Proponents of the “keep the suckers” philosophy see side shoots as valuable resources that provide extra growth that increases overall plant size, promotes fruit set through flowering and pollination, protect ripening tomatoes from direct sunlight, prevent sunscald and promote biodiversity in their garden by keeping heirloom varieties alive or protecting endangered varieties that could otherwise become extinct.
However, those in favor of sucker removal argue that the plant will benefit from having more uniform shape. They believe too many suckers create a thicket of branches that obstruct air movement, leading to diseases in the plant and increasing production of tomatoes from its main stem. They further maintain that sucker removal increases yield by redirecting more energy toward fruit-bearing structures rather than into thickets of suckers that cover it up.

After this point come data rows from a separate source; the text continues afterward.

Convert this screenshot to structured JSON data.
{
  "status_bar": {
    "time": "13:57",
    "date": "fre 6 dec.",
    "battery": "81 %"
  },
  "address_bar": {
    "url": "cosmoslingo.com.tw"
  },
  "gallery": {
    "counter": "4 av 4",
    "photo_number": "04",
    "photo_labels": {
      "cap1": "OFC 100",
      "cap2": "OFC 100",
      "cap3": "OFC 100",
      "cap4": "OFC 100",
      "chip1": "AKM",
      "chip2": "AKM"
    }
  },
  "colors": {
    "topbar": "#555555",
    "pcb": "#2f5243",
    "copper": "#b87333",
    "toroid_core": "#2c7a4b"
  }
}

No matter which viewpoint you hold, it is imperative that your tomato plants receive regular pruning of suckers to ensure optimal production of healthy, ripe fruits. Indeterminate tomatoes require regular pruning as their branches could easily become overgrown and struggle to produce fruit that are healthy and ripe. If left alone, their production could become even less reliable.
Gardeners sometimes use suckers to propagate new tomato plants. This method provides gardeners with an advantage during the season as the early-fruiting tomato plants will start producing fruits sooner. To root a sucker, simply cut off part of its stem and soak it in water until roots develop; once that has happened, simply plant it in pot with fresh potting soil until its ready for planting in their gardens.